Ça, euh... c’est notre premier point. A ce niveau quelle différence y a-t-il, et y a- t-il une différence, entre poésie et philosophie ? Je sais pas. La question n’a pas lieu... ou bien la question est posée, elle est posée là... Il y a pas lieu d’y répondre... Avançons un petit peu, hein... Cette première... Cette première proposition, je peux même pas appeler ça une proposition, c’est vraiment... le dehors parce qu’il est le plus lointain est aussi le plus proche. La deuxième proposition c’est : le dehors se plie, la ligne du dehors se plie. Et cette fois vous voyez ce que ça apporte de nouveau, ce n’est plus le thème du dehors, c’est le thème du pli. Elle se plie. Et qu’est-ce que c’est ce pli ? Ben le dehors se plie et, en se pliant, le dehors fait penser. Le dehors c’est ce qui donne à penser. C’était compris déjà dans la première proposition, dans ce qu’on a fait la dernière fois. Le dehors c’est ce qui fait penser, c’est ce qui donne à penser. A plus forte raison je redouble, je reprends mon avertissement : c’est pas une forme d’extériorité, c’est pas un monde extérieur. C’est le plus lointain. C’est cela qui donne à penser, ce lointain absolu. C’est cela qui donne à penser, c’est cela qui fait penser. Et voilà que cette ligne du dehors se plie et, en se pliant, met l’impensé dans la pensée. Ce qui force à penser se plie et, en se pliant, met l’impensé dans la pensée. Le dehors c’est le plus lointain, c’est ce qui force à penser. L’impensé c’est le plus proche, le plus proche de la pensée. La pensée est prise dans le rapport fondamental avec ce qui la fait penser : le dehors, le plus lointain, non moins que dans son rapport avec l’impensé qui est comme le dedans de la pensée. Le dehors se plie et, se pliant, constitue un dedans. D’une certaine manière le dedans de la pensée est coextensif au dehors. Le dehors comme ce qui fait penser, le dedans comme l’impensé dans la pensée.

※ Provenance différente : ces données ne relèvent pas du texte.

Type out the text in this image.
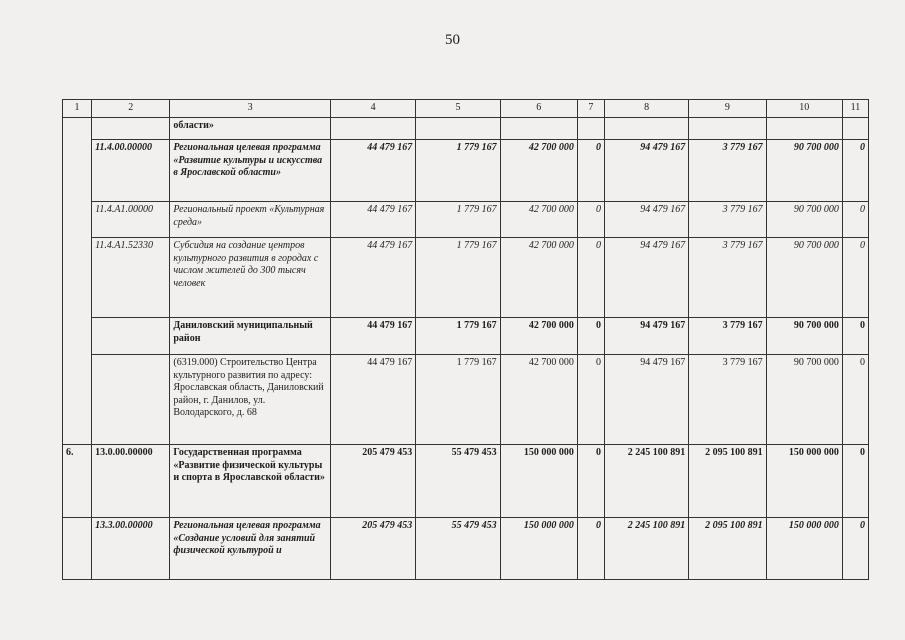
50
1	2	3	4	5	6	7	8	9	10	11
		области»								
	11.4.00.00000	Региональная целевая программа «Развитие культуры и искусства в Ярославской области»	44 479 167	1 779 167	42 700 000	0	94 479 167	3 779 167	90 700 000	0
	11.4.А1.00000	Региональный проект «Культурная среда»	44 479 167	1 779 167	42 700 000	0	94 479 167	3 779 167	90 700 000	0
	11.4.А1.52330	Субсидия на создание центров культурного развития в городах с числом жителей до 300 тысяч человек	44 479 167	1 779 167	42 700 000	0	94 479 167	3 779 167	90 700 000	0
		Даниловский муниципальный район	44 479 167	1 779 167	42 700 000	0	94 479 167	3 779 167	90 700 000	0
		(6319.000) Строительство Центра культурного развития по адресу: Ярославская область, Даниловский район, г. Данилов, ул. Володарского, д. 68	44 479 167	1 779 167	42 700 000	0	94 479 167	3 779 167	90 700 000	0
6.	13.0.00.00000	Государственная программа «Развитие физической культуры и спорта в Ярославской области»	205 479 453	55 479 453	150 000 000	0	2 245 100 891	2 095 100 891	150 000 000	0
	13.3.00.00000	Региональная целевая программа «Создание условий для занятий физической культурой и	205 479 453	55 479 453	150 000 000	0	2 245 100 891	2 095 100 891	150 000 000	0
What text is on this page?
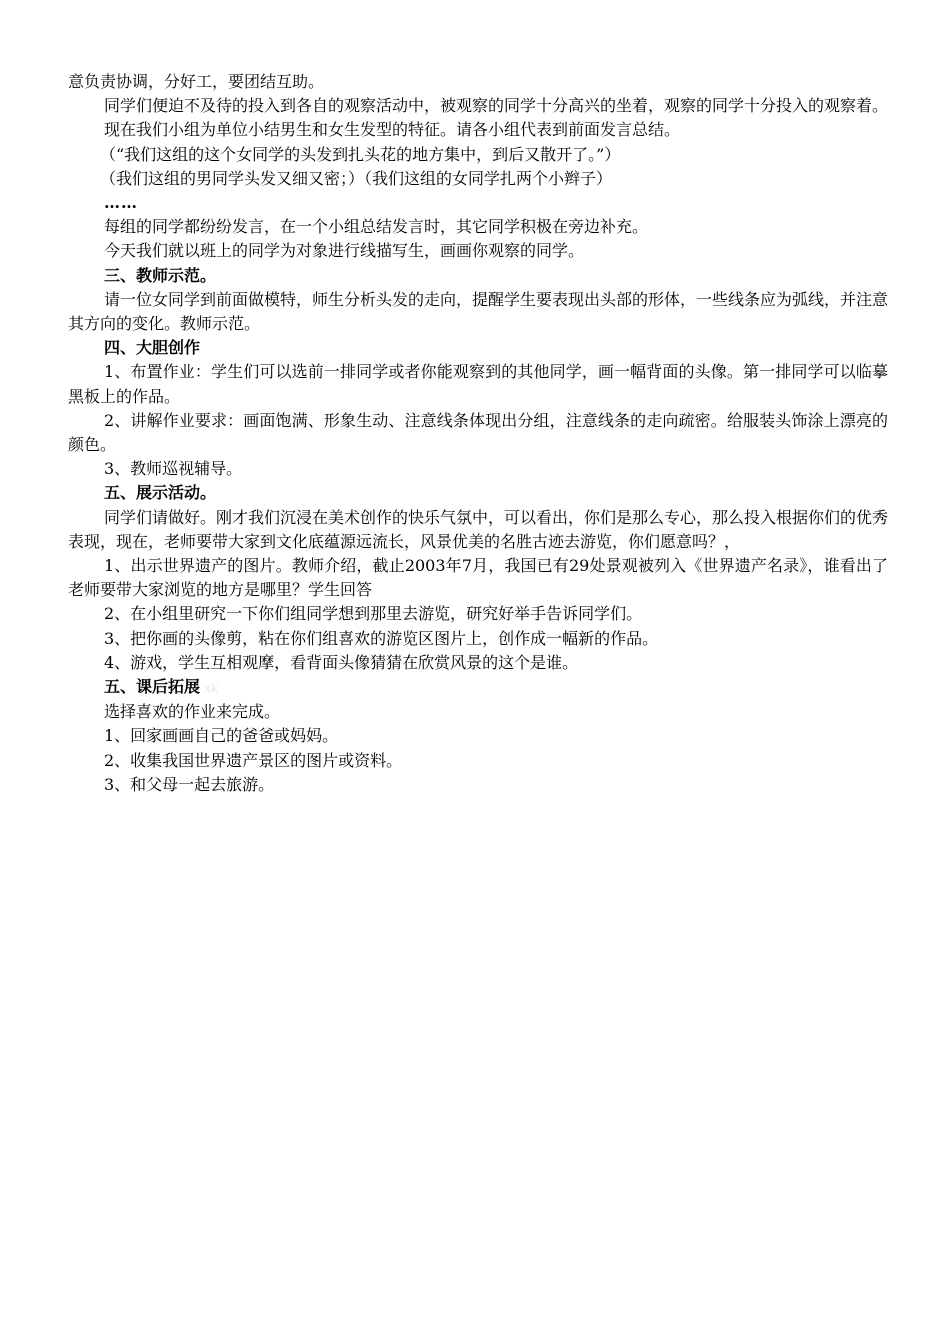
意负责协调，分好工，要团结互助。

同学们便迫不及待的投入到各自的观察活动中，被观察的同学十分高兴的坐着，观察的同学十分投入的观察着。

现在我们小组为单位小结男生和女生发型的特征。请各小组代表到前面发言总结。

（“我们这组的这个女同学的头发到扎头花的地方集中，到后又散开了。”）

（我们这组的男同学头发又细又密；）（我们这组的女同学扎两个小辫子）

……

每组的同学都纷纷发言，在一个小组总结发言时，其它同学积极在旁边补充。

今天我们就以班上的同学为对象进行线描写生，画画你观察的同学。

三、教师示范。

请一位女同学到前面做模特，师生分析头发的走向，提醒学生要表现出头部的形体，一些线条应为弧线，并注意其方向的变化。教师示范。

四、大胆创作

1、布置作业：学生们可以选前一排同学或者你能观察到的其他同学，画一幅背面的头像。第一排同学可以临摹黑板上的作品。

2、讲解作业要求：画面饱满、形象生动、注意线条体现出分组，注意线条的走向疏密。给服装头饰涂上漂亮的颜色。

3、教师巡视辅导。

五、展示活动。

同学们请做好。刚才我们沉浸在美术创作的快乐气氛中，可以看出，你们是那么专心，那么投入根据你们的优秀表现，现在，老师要带大家到文化底蕴源远流长，风景优美的名胜古迹去游览，你们愿意吗？，

1、出示世界遗产的图片。教师介绍，截止2003年7月，我国已有29处景观被列入《世界遗产名录》，谁看出了老师要带大家浏览的地方是哪里？学生回答

2、在小组里研究一下你们组同学想到那里去游览，研究好举手告诉同学们。

3、把你画的头像剪，粘在你们组喜欢的游览区图片上，创作成一幅新的作品。

4、游戏，学生互相观摩，看背面头像猜猜在欣赏风景的这个是谁。

五、课后拓展 xk

选择喜欢的作业来完成。

1、回家画画自己的爸爸或妈妈。

2、收集我国世界遗产景区的图片或资料。

3、和父母一起去旅游。
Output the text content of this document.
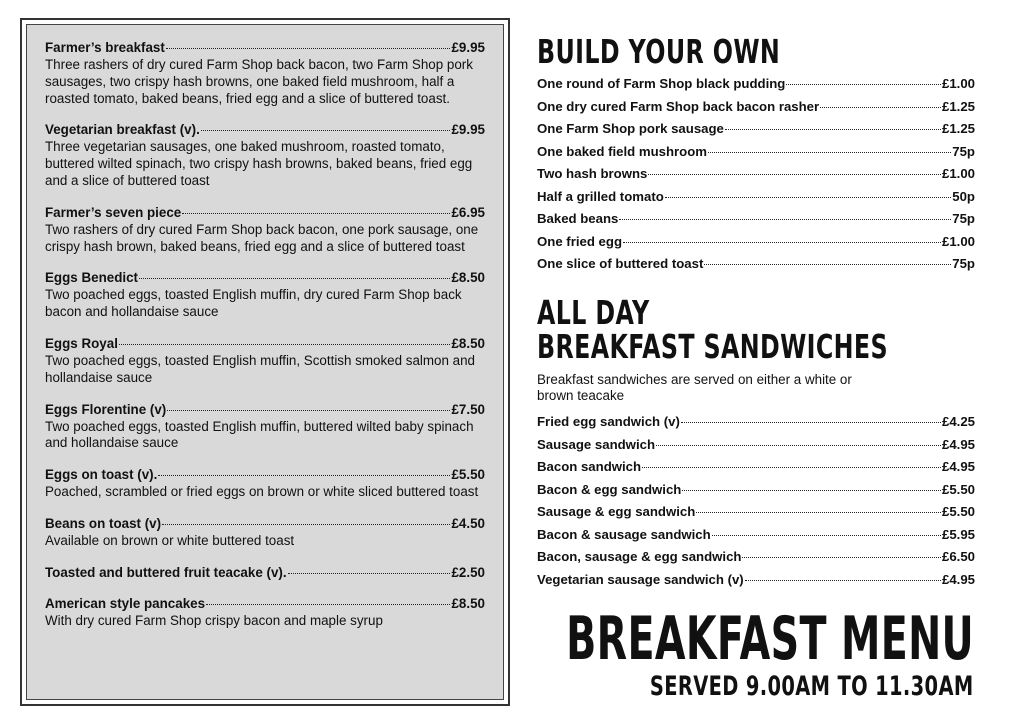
Farmer’s breakfast	£9.95
Three rashers of dry cured Farm Shop back bacon, two Farm Shop pork sausages, two crispy hash browns, one baked field mushroom, half a roasted tomato, baked beans, fried egg and a slice of buttered toast.
Vegetarian breakfast (v).	£9.95
Three vegetarian sausages, one baked mushroom, roasted tomato, buttered wilted spinach, two crispy hash browns, baked beans, fried egg and a slice of buttered toast
Farmer’s seven piece	£6.95
Two rashers of dry cured Farm Shop back bacon, one pork sausage, one crispy hash brown, baked beans, fried egg and a slice of buttered toast
Eggs Benedict	£8.50
Two poached eggs, toasted English muffin, dry cured Farm Shop back bacon and hollandaise sauce
Eggs Royal	£8.50
Two poached eggs, toasted English muffin, Scottish smoked salmon and hollandaise sauce
Eggs Florentine (v)	£7.50
Two poached eggs, toasted English muffin, buttered wilted baby spinach and hollandaise sauce
Eggs on toast (v).	£5.50
Poached, scrambled or fried eggs on brown or white sliced buttered toast
Beans on toast (v)	£4.50
Available on brown or white buttered toast
Toasted and buttered fruit teacake (v).	£2.50
American style pancakes	£8.50
With dry cured Farm Shop crispy bacon and maple syrup
BUILD YOUR OWN
One round of Farm Shop black pudding	£1.00
One dry cured Farm Shop back bacon rasher	£1.25
One Farm Shop pork sausage	£1.25
One baked field mushroom	75p
Two hash browns	£1.00
Half a grilled tomato	50p
Baked beans	75p
One fried egg	£1.00
One slice of buttered toast	75p
ALL DAY
BREAKFAST SANDWICHES
Breakfast sandwiches are served on either a white or brown teacake
Fried egg sandwich (v)	£4.25
Sausage sandwich	£4.95
Bacon sandwich	£4.95
Bacon & egg sandwich	£5.50
Sausage & egg sandwich	£5.50
Bacon & sausage sandwich	£5.95
Bacon, sausage & egg sandwich	£6.50
Vegetarian sausage sandwich (v)	£4.95
BREAKFAST MENU
SERVED 9.00AM TO 11.30AM
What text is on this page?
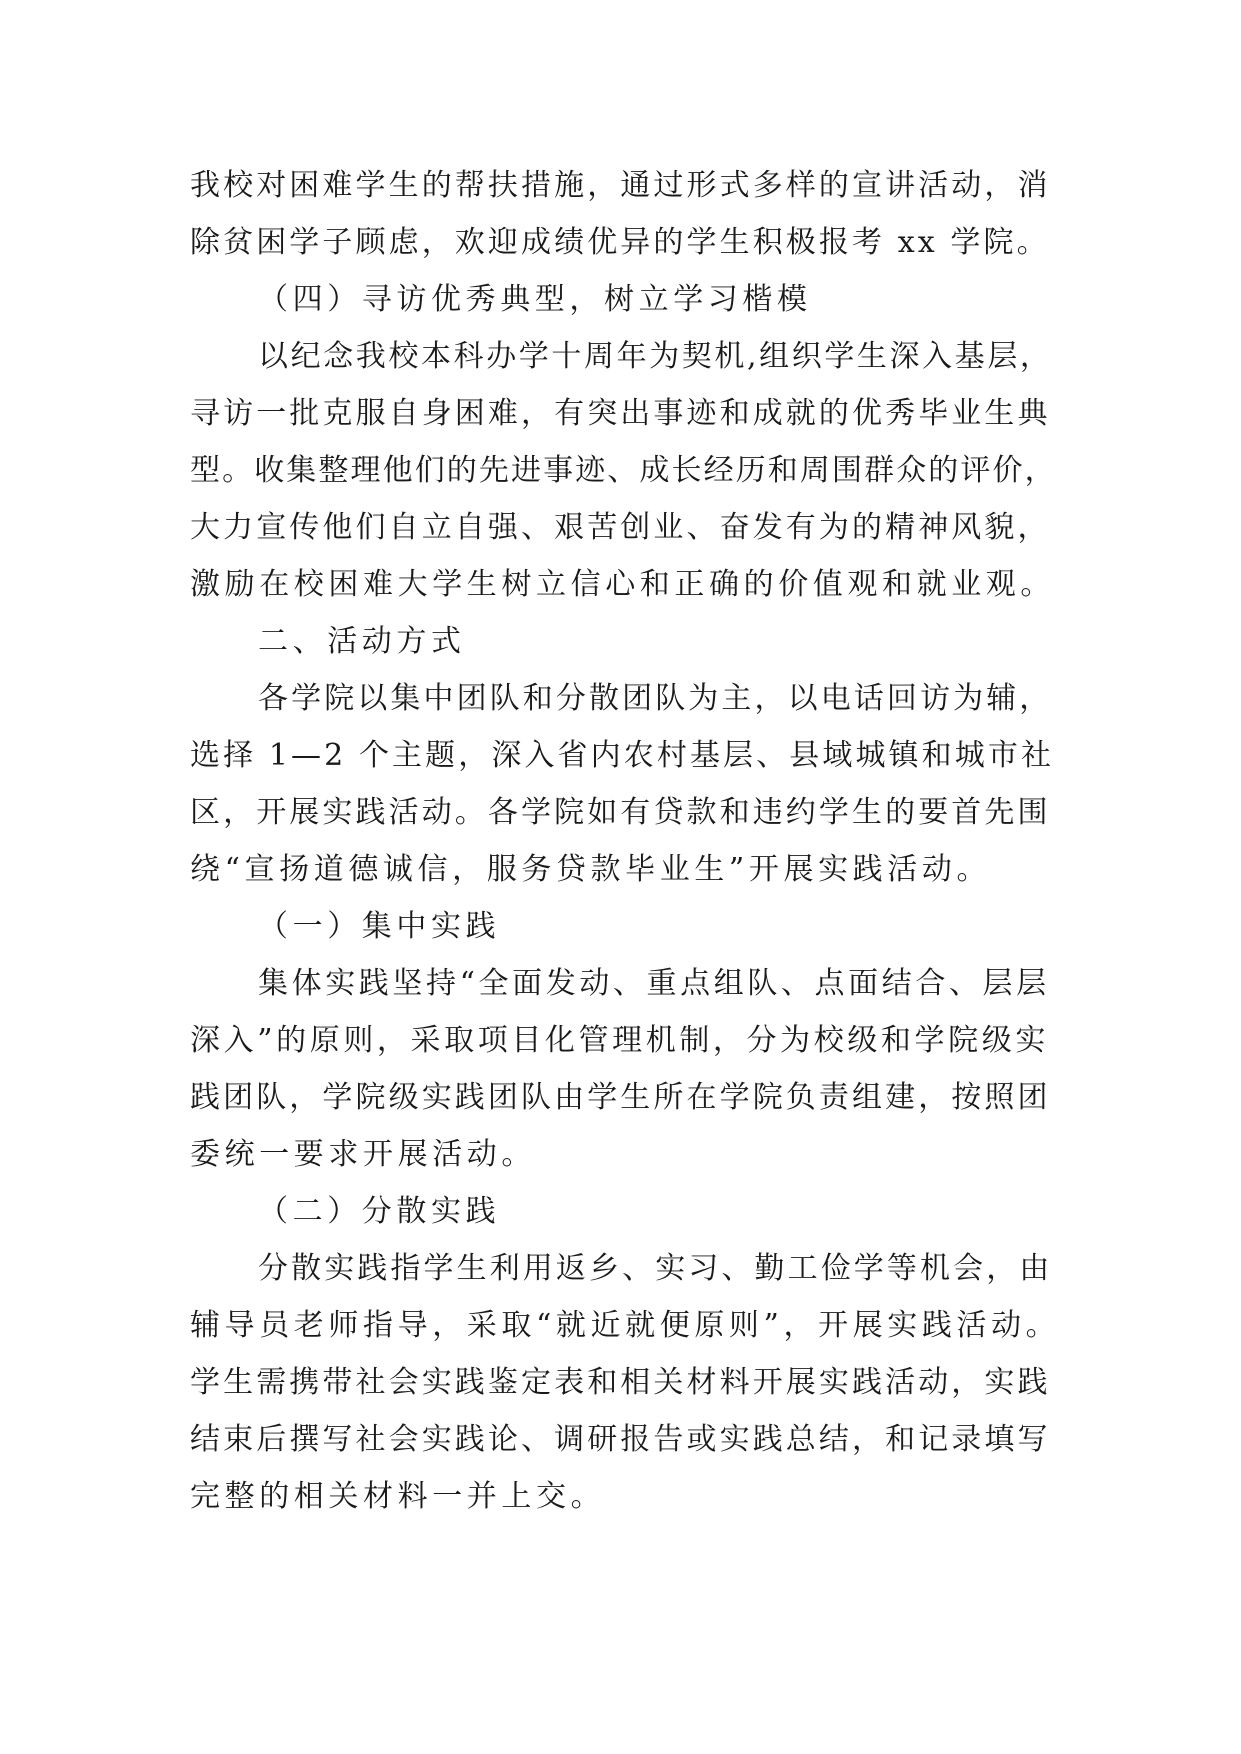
我校对困难学生的帮扶措施，通过形式多样的宣讲活动，消
除贫困学子顾虑，欢迎成绩优异的学生积极报考 xx 学院。
（四）寻访优秀典型，树立学习楷模
以纪念我校本科办学十周年为契机,组织学生深入基层，
寻访一批克服自身困难，有突出事迹和成就的优秀毕业生典
型。收集整理他们的先进事迹、成长经历和周围群众的评价，
大力宣传他们自立自强、艰苦创业、奋发有为的精神风貌，
激励在校困难大学生树立信心和正确的价值观和就业观。
二、活动方式
各学院以集中团队和分散团队为主，以电话回访为辅，
选择 1—2 个主题，深入省内农村基层、县域城镇和城市社
区，开展实践活动。各学院如有贷款和违约学生的要首先围
绕“宣扬道德诚信，服务贷款毕业生”开展实践活动。
（一）集中实践
集体实践坚持“全面发动、重点组队、点面结合、层层
深入”的原则，采取项目化管理机制，分为校级和学院级实
践团队，学院级实践团队由学生所在学院负责组建，按照团
委统一要求开展活动。
（二）分散实践
分散实践指学生利用返乡、实习、勤工俭学等机会，由
辅导员老师指导，采取“就近就便原则”，开展实践活动。
学生需携带社会实践鉴定表和相关材料开展实践活动，实践
结束后撰写社会实践论、调研报告或实践总结，和记录填写
完整的相关材料一并上交。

Et surgit la formule de Heidegger : ce qui donne à penser, c’est que nous ne pensons pas encore. La pensée en tant qu’elle est dans un rapport fondamental avec le dehors est en même temps dans un rapport fondamental avec l’impensé qui constitue son dedans. L’impensé c’est pas ce qui est hors de la pensée, c’est ce qui est dans la pensée en tant que la pensée découle du dehors sous la condition du pli. Le dehors, encore une fois, la ligne du dehors se plie de manière à constituer dans la pensée l’impensé. Ce qui donne le plus à penser, c’est que nous ne pensons pas encore. Si bien que, vous voyez, à ce second niveau, on se laisse toujours aller, c’est une espèce de rêverie que l’on fait... Si on se laisse aller pour essayer de comprendre ce qu’ils veulent dire, ces penseurs. Le dehors n’est pas un extérieur parce que l’extérieur est toujours relatif. Le dehors c’est l’absolu. Pourtant nous avons un rapport avec le dehors, oui la pensée a un rapport avec le dehors, mais, comme dit Blanchot, ce rapport c’est le rapport absolu ou, si vous préférez, ce rapport est un non-rapport, dit Blanchot. Eh bien de même que le dehors absolu excède toute extériorité parce que toute extériorité est nécessairement relative encore, l’impensé ou le dedans est un dedans absolu qui excède tout milieu intérieur. Un dedans plus profond que toute intériorité puisque le dehors était plus lointain que toute extériorité. C’est ça l’impensé. L’impensé dans la pensée c’est ce dedans plus profond que toute intériorité. Dès lors, identique d’une certaine manière, au dehors plus lointain que toute extériorité.

Vous me direz - et l’un d’entre vous m’a fait une note intéressante - vous me direz : mais c’est pas exactement ça que dit Heidegger, lorsque Heidegger dit : ce qui donne le plus à penser dans notre temps qui donne à penser, c’est que nous ne pensons pas encore. Belle formule, c’est son style à lui, c’est le grand style heideggérien. Ce qui donne le plus à penser dans notre temps qui donne à penser, c’est que nous ne pensons pas encore. Cette formule qui ouvre le livre de Heidegger Qu’appelle-t-on penser, on me dit : mais il est bien question de « nous ne pensons pas encore ». C’est pas gênant, je continue à rêver... Il est évident, si vous entendez les mots de Heidegger résonner... Encore une fois vous pouvez très bien dire : c’est des mots, ça ne me dit rien. Mais, si ça vous dit quelque chose, vous devez bien sentir que le « pas encore » ne signifie pas que peut arriver un moment où nous penserions. Pour une simple raison, c’est que penser c’est penser toujours sur le mode du « nous ne pensons pas encore », pourquoi ? Parce que c’est toujours penser sur le mode du « la pensée vient du dehors », c’est-à-dire la pensée est déjà là et que le « déjà là » et le « pas encore » ne sont pas des moments assignables dans le temps, ce sont des structures coexistantes de la temporalité. Ce sont des structures... la pensée est, dès lors, temporalité dans la mesure où elle est pour toujours pensée qui ne pense pas encore et elle est pensée qui ne pense pas encore parce qu’elle est pensée qui pense le déjà là. Ça veut dire quoi ?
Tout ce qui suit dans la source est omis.